Para llegar hasta el centro psiquiátrico primero tuvieron que atravesar la localidad de Rumilly, adentrarse luego en las montañas, rodear un lago, cruzar un puente y circular aún un kilómetro más por carreteras sinuosas entre alerces.
Aquel monstruo constaba de tres plantas, estaba horadado por cristales austeros y protegido bajo unos tejados de los que solo las agujas perforaban la nieve. Dado que se hallaba a gran altitud, el viento gélido lo azotaba de forma constante y era imposible vagar por sus alrededores sin acabar congelado.
Por su situación aislada y su arquitectura, Lucie estimó que el edificio debía de ser muy antiguo, construido en una época en la que se pretendía alejar la locura y mantenerla al margen de la población, es decir, en medio de la nada. Era domingo por la tarde y nadie iba a visitar a los pacientes. El aparcamiento de un blanco inmaculado estaba prácticamente vacío, aparte de algunos vehículos estacionados en la zona reservada al personal.
Sharko no pudo reprimir su aprensión al cruzar la puerta de entrada. Por su condición de antiguo esquizofrénico —o esquizofrénico a secas—, conocía bien la locura y sus declinaciones a cuál más sórdida, y tenía la intuición de que aquella institución aislada no se ocupaba de las patologías más leves. Por ello, al llegar a la recepción y solicitar hablar con el responsable del hospital, le pareció que la frente se le perlaba de sudor y que los labios le temblaban.
Los condujeron al fondo de un largo pasillo típico de los antiguos hospitales psiquiátricos: techo muy alto, perspectivas mareantes y una acústica que favorecía la resonancia. No se cruzaron con ningún paciente. Solo apercibieron a uno o dos enfermeros que empujaban un carrito o salían de la farmacia. Tenían el rostro pálido, poco sonriente, y la espalda encorvada. El aislamiento entre aquellas montañas no debía de ayudarlos a pensar en otra cosa.

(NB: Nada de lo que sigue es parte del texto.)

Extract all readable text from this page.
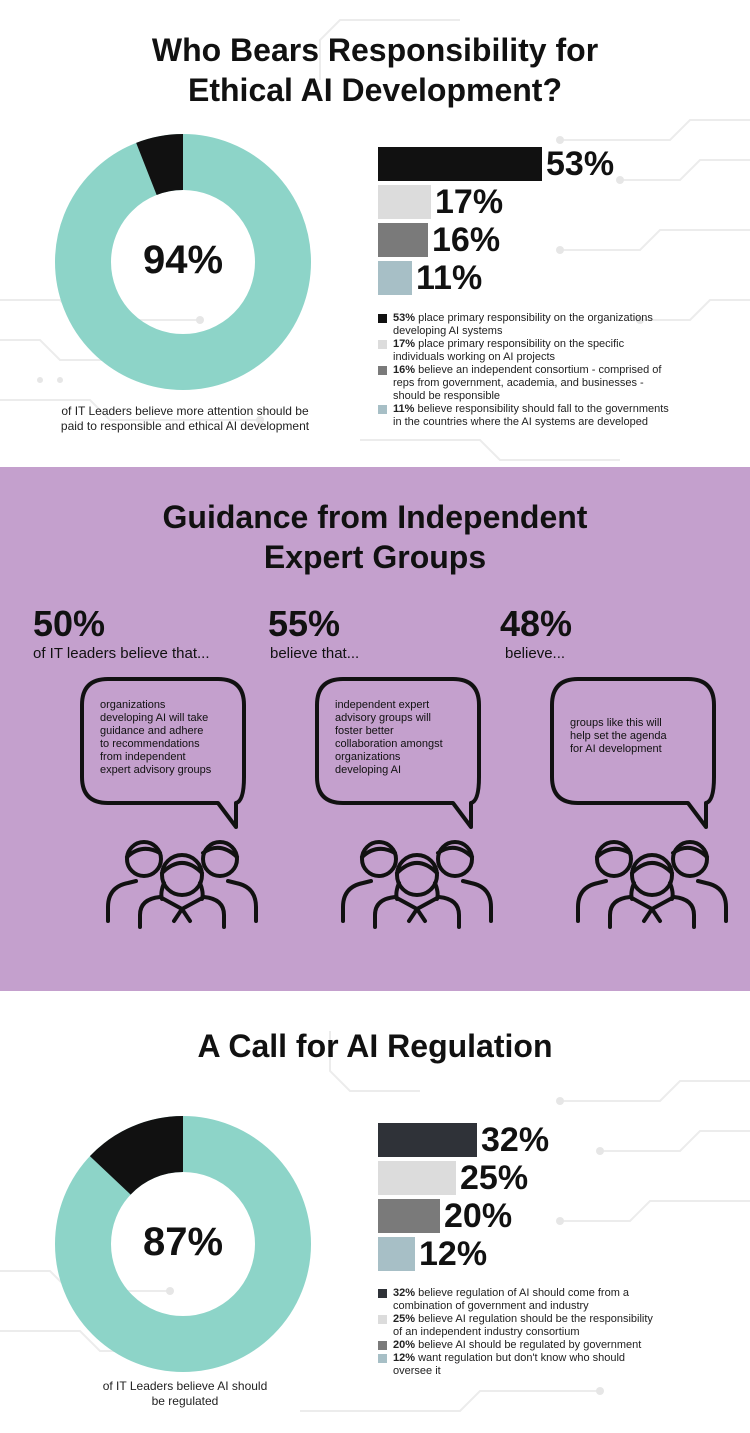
Who Bears Responsibility for
Ethical AI Development?
94%
of IT Leaders believe more attention should be
paid to responsible and ethical AI development
53%
17%
16%
11%
53% place primary responsibility on the organizations
developing AI systems
17% place primary responsibility on the specific
individuals working on AI projects
16% believe an independent consortium - comprised of
reps from government, academia, and businesses -
should be responsible
11% believe responsibility should fall to the governments
in the countries where the AI systems are developed
Guidance from Independent
Expert Groups
50%
of IT leaders believe that...
55%
believe that...
48%
believe...
organizations
developing AI will take
guidance and adhere
to recommendations
from independent
expert advisory groups
independent expert
advisory groups will
foster better
collaboration amongst
organizations
developing AI
groups like this will
help set the agenda
for AI development
A Call for AI Regulation
87%
of IT Leaders believe AI should
be regulated
32%
25%
20%
12%
32% believe regulation of AI should come from a
combination of government and industry
25% believe AI regulation should be the responsibility
of an independent industry consortium
20% believe AI should be regulated by government
12% want regulation but don't know who should
oversee it
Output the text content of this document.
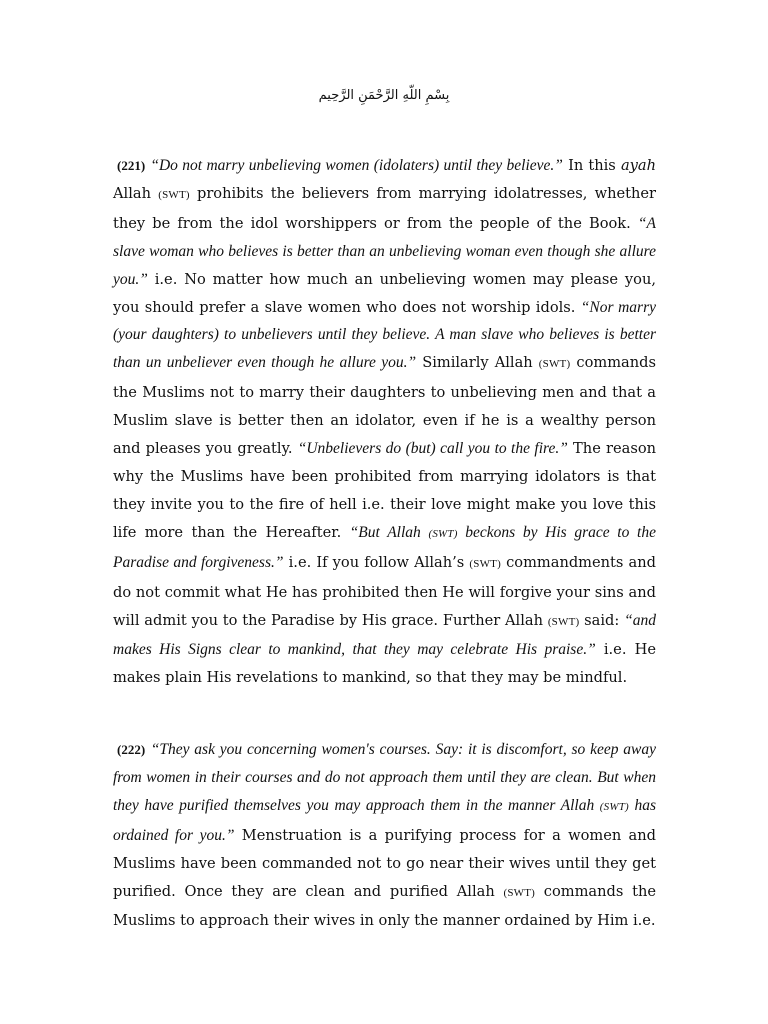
بِسْمِ اللّهِ الرَّحْمَنِ الرَّحِيم
(221) “Do not marry unbelieving women (idolaters) until they believe.” In this ayah Allah (SWT) prohibits the believers from marrying idolatresses, whether they be from the idol worshippers or from the people of the Book. “A slave woman who believes is better than an unbelieving woman even though she allure you.” i.e. No matter how much an unbelieving women may please you, you should prefer a slave women who does not worship idols. “Nor marry (your daughters) to unbelievers until they believe. A man slave who believes is better than un unbeliever even though he allure you.” Similarly Allah (SWT) commands the Muslims not to marry their daughters to unbelieving men and that a Muslim slave is better then an idolator, even if he is a wealthy person and pleases you greatly. “Unbelievers do (but) call you to the fire.” The reason why the Muslims have been prohibited from marrying idolators is that they invite you to the fire of hell i.e. their love might make you love this life more than the Hereafter. “But Allah (SWT) beckons by His grace to the Paradise and forgiveness.” i.e. If you follow Allah’s (SWT) commandments and do not commit what He has prohibited then He will forgive your sins and will admit you to the Paradise by His grace. Further Allah (SWT) said: “and makes His Signs clear to mankind, that they may celebrate His praise.” i.e. He makes plain His revelations to mankind, so that they may be mindful.
(222) “They ask you concerning women's courses. Say: it is discomfort, so keep away from women in their courses and do not approach them until they are clean. But when they have purified themselves you may approach them in the manner Allah (SWT) has ordained for you.” Menstruation is a purifying process for a women and Muslims have been commanded not to go near their wives until they get purified. Once they are clean and purified Allah (SWT) commands the Muslims to approach their wives in only the manner ordained by Him i.e.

Léopold Hussières era un veterano del lugar. El director del hospital tenía unos sesenta años, la frente despejada y lucía unas gafas redondas que se quitó al llegar los policías. No hacía calor entre aquellas paredes —era lo menos que podía decirse al respecto— y Lucie se subió la cremallera de la chaqueta. Sentía que Sharko se encontraba incómodo, porque se retorcía los dedos discretamente como un niño pillado en falta.
—Me gustaría ver su documentación, si me lo permiten —dijo el psiquiatra.
Lucie le tendió su identificación y el médico la escrutó atentamente. Con extremada desconfianza, pidió también la de Sharko. El comisario le mostró un documento en lamentable estado.
—Lo siento, pero se ha mojado.
El médico alzó las cejas. Su aspecto era intimidante, con una bata abotonada prácticamente hasta el gaznate y de la que surgía el cuello de un jersey.
—¿La policía criminal parisina aquí, en medio de las montañas, en pleno invierno? ¿Qué sucede?